After 125 years, it still has a place in today’s modern university, UW-Madison administrators say. When the Short Course began in 1885, it was the first strictly agricultural course in the state. Then, tuition and board was just $65, students didn’t need a high school diploma to attend, and the course was considered popular when 20 young men signed up...
Students say one advantage to the Short Course is that the abbreviated semester allows students who come from farms to remain there during the busy growing season. That’s important, especially for students who come from family farms.
“I can stay at home during the cropping season,” said Scott Felten, 19, of St. Cloud, 20 miles east of Fond du Lac. “That way they don’t miss my help as much.”
Except for a required communications class, Short Course students don’t have the same requirements as other undergraduates. Instead, the program offers practical lessons in production agriculture: hands-on courses in subjects like crop and soil management, meat animals and dairy farm management.

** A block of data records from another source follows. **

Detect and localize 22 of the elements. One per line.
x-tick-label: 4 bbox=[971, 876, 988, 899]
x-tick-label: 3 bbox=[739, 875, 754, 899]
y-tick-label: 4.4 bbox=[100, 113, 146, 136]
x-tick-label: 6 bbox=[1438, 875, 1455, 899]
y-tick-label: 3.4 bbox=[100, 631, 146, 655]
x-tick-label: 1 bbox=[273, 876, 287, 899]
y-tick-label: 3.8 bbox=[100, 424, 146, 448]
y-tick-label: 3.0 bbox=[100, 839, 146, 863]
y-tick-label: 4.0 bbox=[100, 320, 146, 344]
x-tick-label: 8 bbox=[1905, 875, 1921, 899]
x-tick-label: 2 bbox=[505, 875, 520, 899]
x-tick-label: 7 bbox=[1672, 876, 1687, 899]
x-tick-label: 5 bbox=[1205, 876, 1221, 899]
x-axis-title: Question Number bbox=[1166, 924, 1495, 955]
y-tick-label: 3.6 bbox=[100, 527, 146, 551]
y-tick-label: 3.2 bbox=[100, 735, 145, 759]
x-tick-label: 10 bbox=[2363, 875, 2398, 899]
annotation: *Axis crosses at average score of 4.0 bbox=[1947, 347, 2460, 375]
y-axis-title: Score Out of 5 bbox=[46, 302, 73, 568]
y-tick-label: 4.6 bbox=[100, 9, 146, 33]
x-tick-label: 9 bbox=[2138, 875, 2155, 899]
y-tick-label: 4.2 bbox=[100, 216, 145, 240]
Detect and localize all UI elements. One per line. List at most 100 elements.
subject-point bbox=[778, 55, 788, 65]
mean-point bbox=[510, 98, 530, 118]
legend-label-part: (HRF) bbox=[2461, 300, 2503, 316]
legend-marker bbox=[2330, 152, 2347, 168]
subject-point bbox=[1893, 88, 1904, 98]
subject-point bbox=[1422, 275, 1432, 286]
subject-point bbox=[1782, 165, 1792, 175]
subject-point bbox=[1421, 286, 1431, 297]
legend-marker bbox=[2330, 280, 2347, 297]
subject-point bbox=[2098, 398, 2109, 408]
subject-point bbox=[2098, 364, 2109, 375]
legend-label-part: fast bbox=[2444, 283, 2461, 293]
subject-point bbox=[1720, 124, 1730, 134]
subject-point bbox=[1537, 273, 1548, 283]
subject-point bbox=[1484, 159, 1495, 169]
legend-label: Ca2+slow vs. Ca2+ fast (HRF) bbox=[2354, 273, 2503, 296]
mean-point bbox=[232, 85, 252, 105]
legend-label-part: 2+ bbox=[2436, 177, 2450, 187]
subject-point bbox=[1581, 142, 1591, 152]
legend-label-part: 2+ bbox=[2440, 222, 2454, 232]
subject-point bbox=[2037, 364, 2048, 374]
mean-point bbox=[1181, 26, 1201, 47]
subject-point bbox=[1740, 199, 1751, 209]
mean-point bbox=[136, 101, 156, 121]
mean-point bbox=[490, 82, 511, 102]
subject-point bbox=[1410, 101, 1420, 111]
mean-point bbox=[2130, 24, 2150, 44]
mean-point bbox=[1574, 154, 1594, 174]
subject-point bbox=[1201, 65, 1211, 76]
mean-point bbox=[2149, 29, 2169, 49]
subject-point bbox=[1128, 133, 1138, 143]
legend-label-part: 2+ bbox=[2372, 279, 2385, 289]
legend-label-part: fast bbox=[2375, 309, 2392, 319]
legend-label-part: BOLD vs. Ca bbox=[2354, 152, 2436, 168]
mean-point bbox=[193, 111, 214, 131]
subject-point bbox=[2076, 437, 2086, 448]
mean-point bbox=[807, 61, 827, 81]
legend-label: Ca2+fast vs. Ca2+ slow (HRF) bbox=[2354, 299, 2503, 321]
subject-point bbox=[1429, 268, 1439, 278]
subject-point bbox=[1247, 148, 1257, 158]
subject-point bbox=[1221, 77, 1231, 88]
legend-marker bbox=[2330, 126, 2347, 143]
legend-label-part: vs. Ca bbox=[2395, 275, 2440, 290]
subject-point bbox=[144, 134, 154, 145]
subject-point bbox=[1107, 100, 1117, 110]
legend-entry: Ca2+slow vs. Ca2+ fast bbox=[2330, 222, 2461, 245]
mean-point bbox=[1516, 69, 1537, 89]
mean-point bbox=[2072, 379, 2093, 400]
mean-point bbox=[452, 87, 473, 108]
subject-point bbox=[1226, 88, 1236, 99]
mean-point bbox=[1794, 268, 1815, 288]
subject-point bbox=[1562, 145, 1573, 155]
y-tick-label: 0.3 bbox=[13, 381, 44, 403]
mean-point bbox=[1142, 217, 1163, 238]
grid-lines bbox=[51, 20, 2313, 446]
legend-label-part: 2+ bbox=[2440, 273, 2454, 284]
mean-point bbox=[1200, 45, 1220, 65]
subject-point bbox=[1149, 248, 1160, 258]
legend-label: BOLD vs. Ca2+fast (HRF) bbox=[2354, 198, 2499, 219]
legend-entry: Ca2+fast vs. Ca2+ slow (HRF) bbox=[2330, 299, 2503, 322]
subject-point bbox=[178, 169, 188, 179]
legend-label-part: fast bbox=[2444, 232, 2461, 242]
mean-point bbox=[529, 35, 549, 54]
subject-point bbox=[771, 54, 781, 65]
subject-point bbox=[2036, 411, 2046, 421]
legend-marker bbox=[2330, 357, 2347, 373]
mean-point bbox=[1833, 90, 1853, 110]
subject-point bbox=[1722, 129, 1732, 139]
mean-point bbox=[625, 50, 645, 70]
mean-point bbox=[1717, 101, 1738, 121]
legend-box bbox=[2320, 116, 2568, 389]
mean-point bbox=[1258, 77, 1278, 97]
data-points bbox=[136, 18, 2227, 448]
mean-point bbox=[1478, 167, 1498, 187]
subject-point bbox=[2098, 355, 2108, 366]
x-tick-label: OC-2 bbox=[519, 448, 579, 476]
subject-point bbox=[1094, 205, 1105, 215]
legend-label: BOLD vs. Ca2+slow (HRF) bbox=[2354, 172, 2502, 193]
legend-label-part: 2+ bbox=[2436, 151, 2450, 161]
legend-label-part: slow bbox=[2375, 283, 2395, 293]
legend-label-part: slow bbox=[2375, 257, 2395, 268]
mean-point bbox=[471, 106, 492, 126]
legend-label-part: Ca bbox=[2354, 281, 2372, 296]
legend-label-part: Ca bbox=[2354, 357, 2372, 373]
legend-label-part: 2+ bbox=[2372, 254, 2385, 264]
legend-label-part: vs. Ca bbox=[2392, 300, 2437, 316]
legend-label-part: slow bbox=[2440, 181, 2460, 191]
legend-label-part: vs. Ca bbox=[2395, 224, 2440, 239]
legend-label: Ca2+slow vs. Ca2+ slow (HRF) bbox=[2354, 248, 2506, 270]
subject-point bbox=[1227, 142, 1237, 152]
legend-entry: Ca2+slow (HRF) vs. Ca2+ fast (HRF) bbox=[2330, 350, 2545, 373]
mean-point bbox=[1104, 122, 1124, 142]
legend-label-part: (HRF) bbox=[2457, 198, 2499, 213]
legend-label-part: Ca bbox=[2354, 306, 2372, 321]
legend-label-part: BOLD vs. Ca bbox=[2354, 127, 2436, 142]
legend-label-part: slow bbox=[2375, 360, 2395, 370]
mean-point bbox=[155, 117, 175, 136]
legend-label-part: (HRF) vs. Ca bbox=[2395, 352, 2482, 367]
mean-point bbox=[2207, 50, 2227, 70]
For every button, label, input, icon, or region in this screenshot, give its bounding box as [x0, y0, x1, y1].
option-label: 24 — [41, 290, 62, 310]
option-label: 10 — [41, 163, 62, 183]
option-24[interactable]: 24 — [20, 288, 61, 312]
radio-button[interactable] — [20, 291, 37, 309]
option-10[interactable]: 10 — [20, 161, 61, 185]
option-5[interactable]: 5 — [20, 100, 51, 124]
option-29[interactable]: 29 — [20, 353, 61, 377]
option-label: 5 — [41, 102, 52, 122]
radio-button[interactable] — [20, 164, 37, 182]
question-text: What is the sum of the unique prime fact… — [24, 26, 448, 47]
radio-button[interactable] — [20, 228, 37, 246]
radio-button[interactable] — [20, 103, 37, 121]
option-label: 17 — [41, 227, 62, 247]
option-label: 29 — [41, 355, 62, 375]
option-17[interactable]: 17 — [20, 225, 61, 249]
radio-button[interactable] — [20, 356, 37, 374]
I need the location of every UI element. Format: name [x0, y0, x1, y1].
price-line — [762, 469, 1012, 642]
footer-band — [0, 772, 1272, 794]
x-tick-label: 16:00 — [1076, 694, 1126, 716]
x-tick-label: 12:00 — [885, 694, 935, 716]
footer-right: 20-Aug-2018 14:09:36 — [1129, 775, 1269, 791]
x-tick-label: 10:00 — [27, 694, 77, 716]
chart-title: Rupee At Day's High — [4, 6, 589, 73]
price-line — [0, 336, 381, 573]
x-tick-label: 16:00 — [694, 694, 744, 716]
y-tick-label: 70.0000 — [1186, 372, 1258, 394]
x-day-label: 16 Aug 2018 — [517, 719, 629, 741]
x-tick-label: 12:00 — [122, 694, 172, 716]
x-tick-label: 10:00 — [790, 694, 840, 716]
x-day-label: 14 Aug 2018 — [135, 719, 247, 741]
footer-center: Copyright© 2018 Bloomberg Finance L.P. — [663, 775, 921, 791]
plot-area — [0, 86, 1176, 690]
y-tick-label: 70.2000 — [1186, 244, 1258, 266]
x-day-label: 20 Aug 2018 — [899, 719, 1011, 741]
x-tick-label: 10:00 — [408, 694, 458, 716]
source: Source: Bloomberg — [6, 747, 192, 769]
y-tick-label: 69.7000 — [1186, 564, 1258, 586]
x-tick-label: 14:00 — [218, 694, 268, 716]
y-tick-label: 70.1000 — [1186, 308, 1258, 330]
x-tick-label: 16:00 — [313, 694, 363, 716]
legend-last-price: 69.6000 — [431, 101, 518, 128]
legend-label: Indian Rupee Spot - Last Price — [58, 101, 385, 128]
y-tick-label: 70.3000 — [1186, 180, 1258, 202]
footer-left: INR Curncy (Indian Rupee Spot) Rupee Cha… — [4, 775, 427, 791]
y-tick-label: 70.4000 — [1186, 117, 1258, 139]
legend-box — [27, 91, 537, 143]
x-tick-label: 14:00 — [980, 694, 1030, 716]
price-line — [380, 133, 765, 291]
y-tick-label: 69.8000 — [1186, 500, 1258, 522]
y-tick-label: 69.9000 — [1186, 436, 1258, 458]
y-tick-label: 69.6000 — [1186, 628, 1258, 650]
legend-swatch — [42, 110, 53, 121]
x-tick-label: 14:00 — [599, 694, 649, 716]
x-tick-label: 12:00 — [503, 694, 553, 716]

The students don’t need to meet UW-Madison’s increasingly rigorous admissions standards: About 60 percent of the students were in the bottom half of their high school class. Some go on to get a four-year degree, but most attend for a year or two to get a certificate...
I think this type of program makes eminent sense. For about ten years I taught at a two-year technical college in Kentucky, and I'm confident our graduates made as important a contribution to the welfare and productivity of the state as the four-year graduates from the University of Kentucky.
I work at a community college, and I think that one of the reasons why my market sector is booming and four-year colleges are suffering is because we can think flexibly like this. Many four year institutions have a fixed mentality about what constitutes an education and how it must be done. My college looks at a desired economic outcome and designs a program to meet it, rather than tries to fit that outcome into a fixed model.